I live with other smokers.
I use my roommate’s cancer and death from smoking as excuse. Then my own cancer as excuse to smoke. It was not the cancer; it was the feelings. I could not deal the emotions. I would stuff food or a cigarette in my mouth instead of expressing my feelings. My roommate was more than a roommate, she was a sister. A friend for 20 years and a roommate for 14 years.
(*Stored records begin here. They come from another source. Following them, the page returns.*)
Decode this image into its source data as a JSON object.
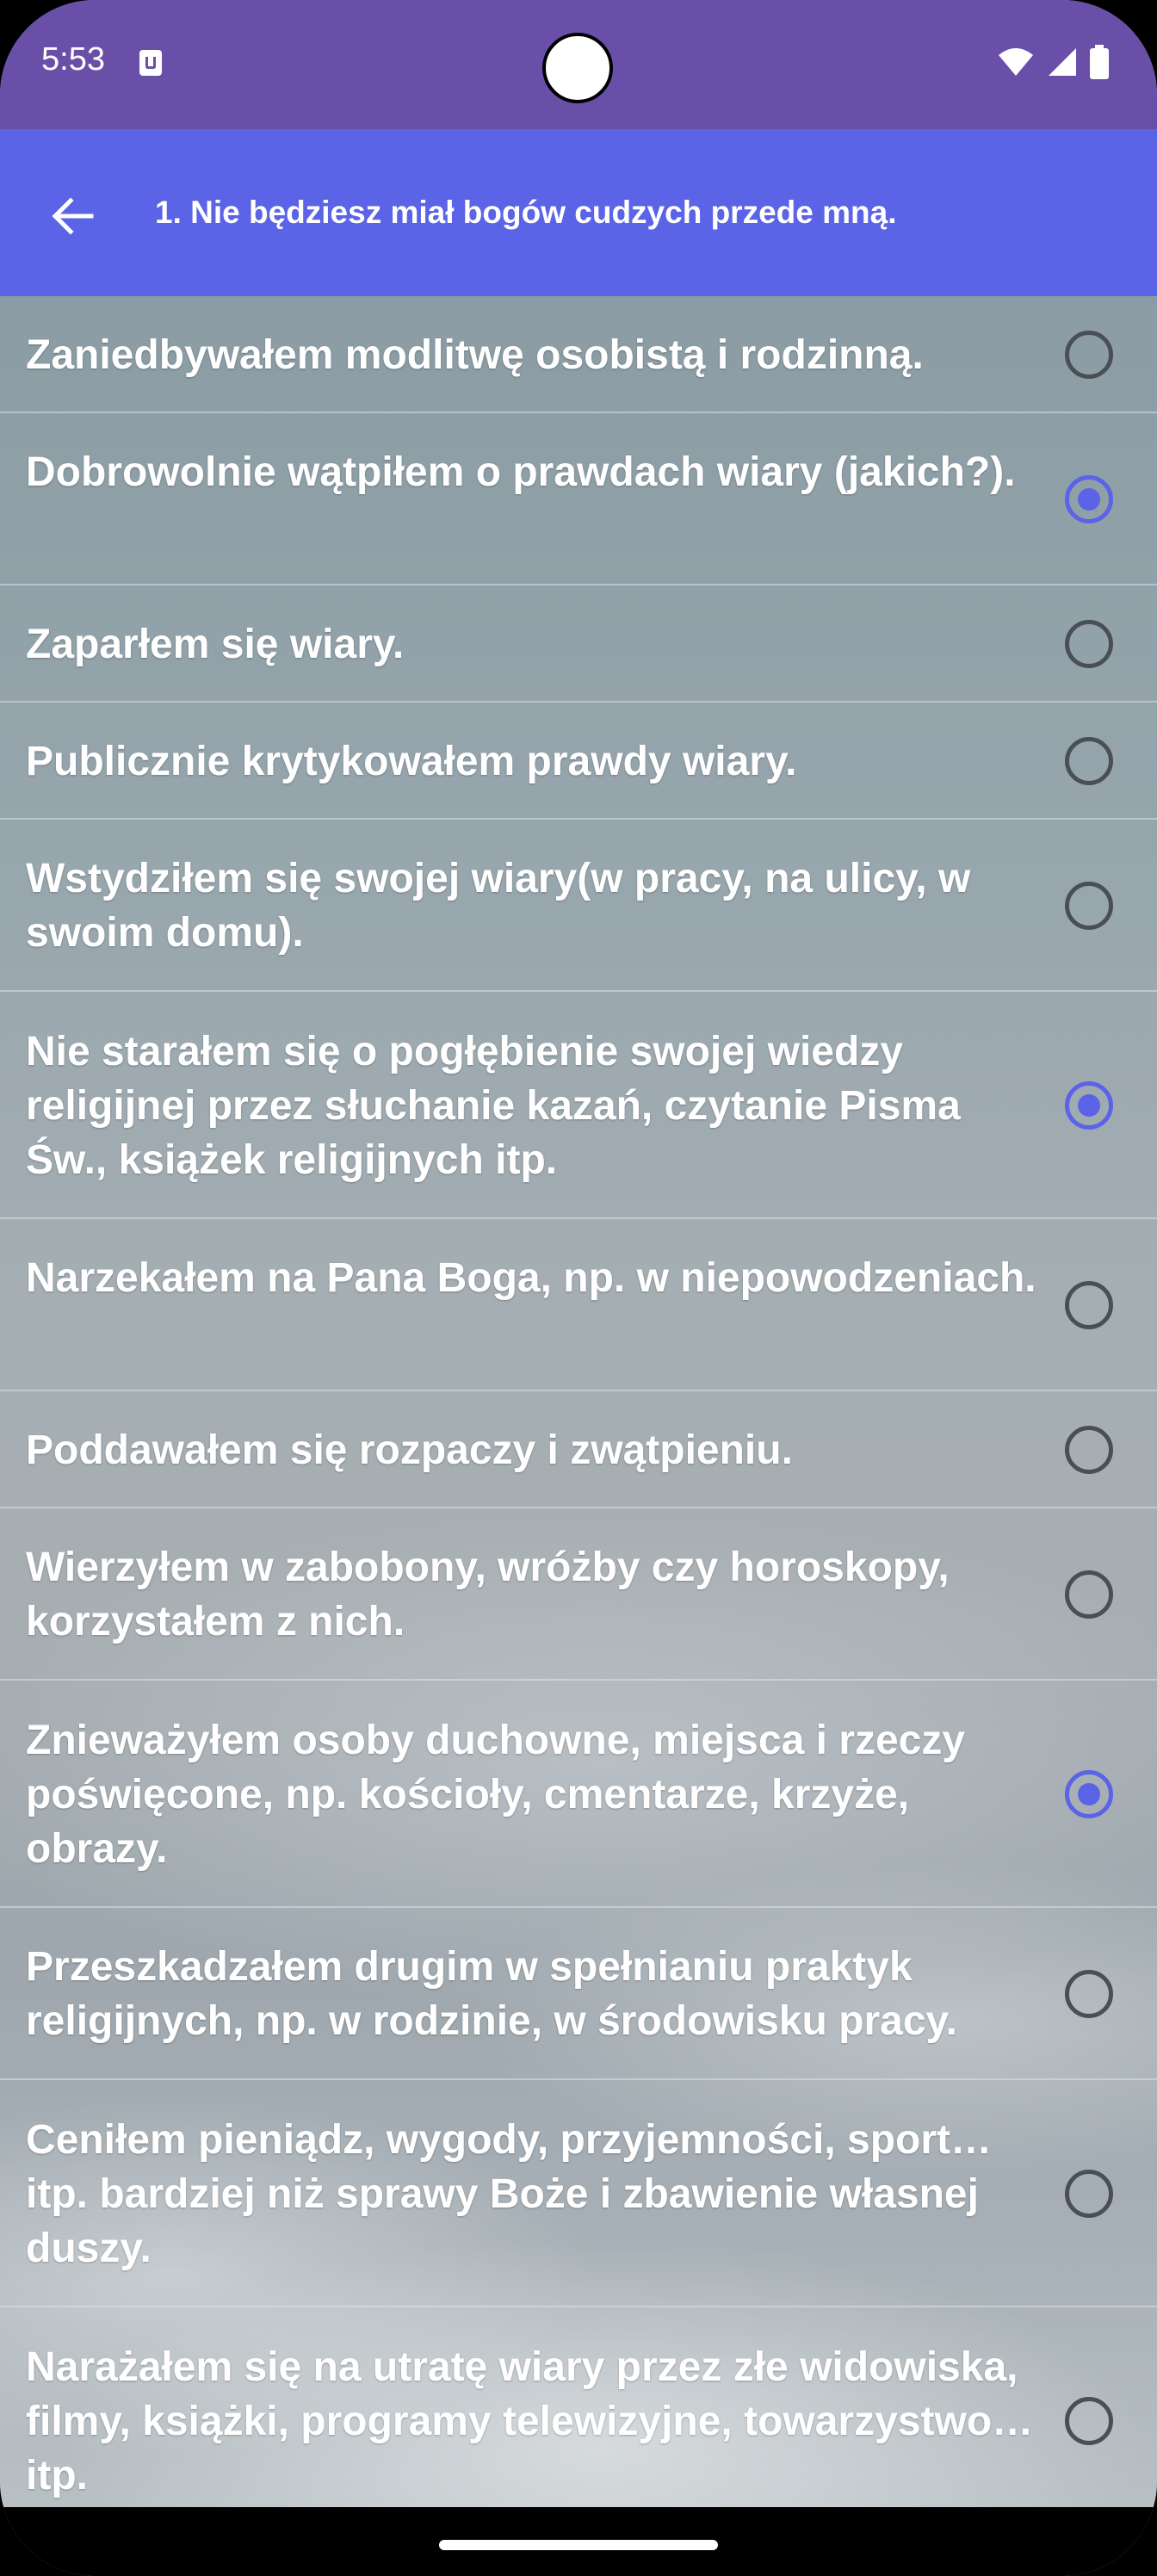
{
  "status": {
    "time": "5:53"
  },
  "appbar": {
    "title": "1. Nie będziesz miał bogów cudzych przede mną."
  },
  "accent_color": "#5b63e6",
  "items": [
    {
      "text": "Zaniedbywałem modlitwę osobistą i rodzinną.",
      "checked": false
    },
    {
      "text": "Dobrowolnie wątpiłem o prawdach wiary (jakich?).",
      "checked": true
    },
    {
      "text": "Zaparłem się wiary.",
      "checked": false
    },
    {
      "text": "Publicznie krytykowałem prawdy wiary.",
      "checked": false
    },
    {
      "text": "Wstydziłem się swojej wiary(w pracy, na ulicy, w swoim domu).",
      "checked": false
    },
    {
      "text": "Nie starałem się o pogłębienie swojej wiedzy religijnej przez słuchanie kazań, czytanie Pisma Św., książek religijnych itp.",
      "checked": true
    },
    {
      "text": "Narzekałem na Pana Boga, np. w niepowodzeniach.",
      "checked": false
    },
    {
      "text": "Poddawałem się rozpaczy i zwątpieniu.",
      "checked": false
    },
    {
      "text": "Wierzyłem w zabobony, wróżby czy horoskopy, korzystałem z nich.",
      "checked": false
    },
    {
      "text": "Znieważyłem osoby duchowne, miejsca i rzeczy poświęcone, np. kościoły, cmentarze, krzyże, obrazy.",
      "checked": true
    },
    {
      "text": "Przeszkadzałem drugim w spełnianiu praktyk religijnych, np. w rodzinie, w środowisku pracy.",
      "checked": false
    },
    {
      "text": "Ceniłem pieniądz, wygody, przyjemności, sport… itp. bardziej niż sprawy Boże i zbawienie własnej duszy.",
      "checked": false
    },
    {
      "text": "Narażałem się na utratę wiary przez złe widowiska, filmy, książki, programy telewizyjne, towarzystwo… itp.",
      "checked": false
    }
  ]
}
I literally would chain smoke before and after visit with my roommate when she was on hospice. As I prepared for my cancer surgery, I did same thing chain smoked. To be totally honest I didn't even say I am sad or any of the other excuses. I just put a cigarette in my mouth. If questioned I would say I need it. I am saying the excuses/emotions now because I understand that cigarette and food where a substitute for expressing any feeling. Whether said or not they were my excuses. I was very emotional##@@@@@ avoidant. Seriously, if there was a uncomfortable feeling I would literally find a way to distract myself from it.
I ask everyone to look at their excuses. If you look hard enough most excuses have emotion behind them. Emotions are not meant to be excuses for habit or bad behavior. Emotion are part of being human. They are to be expressed and dealt with appropriately.
I think it is important to recognize why we are smoking. It is not just a bad habit or addiction. There other things behind it. In my quit it has been helpful to be honest with myself.
So, I ask you to look at yourself and question yourself about your smoking. Then work on the reason behind your smoking. I wish great success. I know you can do it. Look to other post and blogs to help you with your quit. Post if you need help or to encourage others.